It used to be the case that retail or telco or utilities were the markets that were getting the IT world abuzz with stories of big data analytics and making money out of large and complex data, markets where customers can be very fickle and operating margins very tight. But an article earlier this year in the New York Times shows that big data and the ability to collect, transact, manage, analyze and act upon it is just as applicable to markets with which we wouldn’t normally associate data. The big data analytics and reporting needs of retail organizations and telecom operators are by no means passé, but theme park operators and leisure companies are harnessing the big data wave, too, in order to deliver better customer service, up their game and drive profits. It seems that Mickey, Minnie, Pluto, Goofy are on hand to act upon big data, too.
The article showcases the great wealth of information that not only can be collected on theme park visitors’ habits – from what rides they prefer to what signature Mickey Mouse keyring they chose as their souvenir of the day from the gift shop – but also on significantly improving the user experience. By dispensing with coupon tickets, turnstiles and, in some cases, cash, Disney is now planning to arm its visitors with electronic wristbands and getting them to use them for purchases in the park as well as check in at sensors in order to ride they favourite attraction. As such, not only can Disney ensure that visitors don’t waste half of the day by standing in line, they can also ensure that they are happier and potentially spending more money in their stores. Families can pre-register online to ride at 1pm and turn up just 5 minutes beforehand and swipe their wristband. That certainly beats getting in line at 11am and waiting 2 hours in the soaring heat for the 90 second ride. Sounds good, right?
Sure, for the park operators this harnessing of the big data generated by all this online and sensor activity and using it to their advantage sounds great. If they can reduce waiting lines, improve the user experience and fully digest who does what when, who buys what when and who wants to see what attraction when, then the park operator can tailour the park to meet the needs of the consumer and profit accordingly. Happier guests will recommend the park to their friends, happier guests are sure to return themselves and happier guests may even spend more in the park’s stores, given that they are spending less time in the lines waiting for the rides.
But isn’t this all a little too much? Especially when theme parks are a place to go to escape from the realities of life for a while? You might argue that the simplicity and innocence of theme parks – especially Disney and the market it serves – will be lost in favour of a system where it is all about gleaning as much information from the visitor as possible and using it to the operator’s advantage. Will parents be happy standing with their kids on their shoulders watching the parade of smiling cartoon characters on Main Street knowing all too well that theme park operators are busy behind the scenes analyzing, crunching and mining information about them and their activities both done and pre-planned for the day ahead? Or is this now just the way of the world? After all, theme parks are businesses, too.

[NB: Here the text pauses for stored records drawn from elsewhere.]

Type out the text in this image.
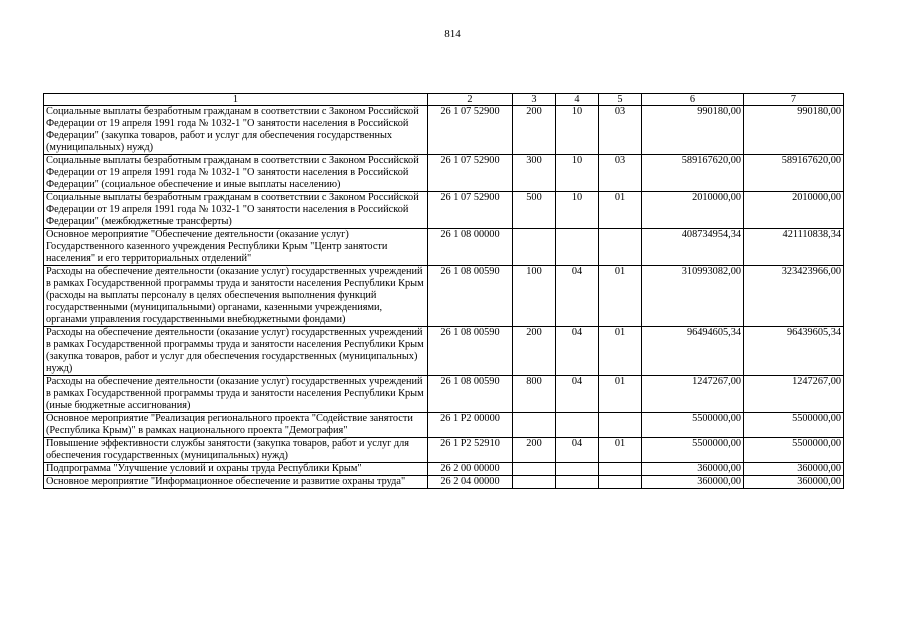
814
1	2	3	4	5	6	7
Социальные выплаты безработным гражданам в соответствии с Законом Российской Федерации от 19 апреля 1991 года № 1032-1 "О занятости населения в Российской Федерации" (закупка товаров, работ и услуг для обеспечения государственных (муниципальных) нужд)	26 1 07 52900	200	10	03	990180,00	990180,00
Социальные выплаты безработным гражданам в соответствии с Законом Российской Федерации от 19 апреля 1991 года № 1032-1 "О занятости населения в Российской Федерации" (социальное обеспечение и иные выплаты населению)	26 1 07 52900	300	10	03	589167620,00	589167620,00
Социальные выплаты безработным гражданам в соответствии с Законом Российской Федерации от 19 апреля 1991 года № 1032-1 "О занятости населения в Российской Федерации" (межбюджетные трансферты)	26 1 07 52900	500	10	01	2010000,00	2010000,00
Основное мероприятие "Обеспечение деятельности (оказание услуг) Государственного казенного учреждения Республики Крым "Центр занятости населения" и его территориальных отделений"	26 1 08 00000				408734954,34	421110838,34
Расходы на обеспечение деятельности (оказание услуг) государственных учреждений в рамках Государственной программы труда и занятости населения Республики Крым (расходы на выплаты персоналу в целях обеспечения выполнения функций государственными (муниципальными) органами, казенными учреждениями, органами управления государственными внебюджетными фондами)	26 1 08 00590	100	04	01	310993082,00	323423966,00
Расходы на обеспечение деятельности (оказание услуг) государственных учреждений в рамках Государственной программы труда и занятости населения Республики Крым (закупка товаров, работ и услуг для обеспечения государственных (муниципальных) нужд)	26 1 08 00590	200	04	01	96494605,34	96439605,34
Расходы на обеспечение деятельности (оказание услуг) государственных учреждений в рамках Государственной программы труда и занятости населения Республики Крым (иные бюджетные ассигнования)	26 1 08 00590	800	04	01	1247267,00	1247267,00
Основное мероприятие "Реализация регионального проекта "Содействие занятости (Республика Крым)" в рамках национального проекта "Демография"	26 1 Р2 00000				5500000,00	5500000,00
Повышение эффективности службы занятости (закупка товаров, работ и услуг для обеспечения государственных (муниципальных) нужд)	26 1 Р2 52910	200	04	01	5500000,00	5500000,00
Подпрограмма "Улучшение условий и охраны труда Республики Крым"	26 2 00 00000				360000,00	360000,00
Основное мероприятие "Информационное обеспечение и развитие охраны труда"	26 2 04 00000				360000,00	360000,00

With all things in life and certainly with big data and personal information, you have to find the happy medium. I am sure that parents who pre-register their childrens’ information into the parks’ systems will not want to divulge too much data, nor have that information abused, but then they might appreciate the fact that their kids’ wristbands will tell Cinderella that one of them is celebrating a birthday and have the cartoon character wish the kid a very special day automatically.
While it is fair to say that theme park and leisure companies do need data in order to compete more tactically – somehow building a newer, faster rollercoaster ride doesn’t seem to cut it anymore these days – it is also fair comment to make that theme park operators need to be sensitive to the needs of their customers: offering a tailour-made and extra-special experience at the Magic Kingdom sounds great, but overstepping the mark and making it too intrusive can do untold damage to the theme park company and its reputation.
But whether you believe it to be a good thing or just way too over-the-top, my guess is that digital wristbands and data analytics at theme parks are here to stay. It seems that no business can afford not to embrace and ride the big data analytics wave.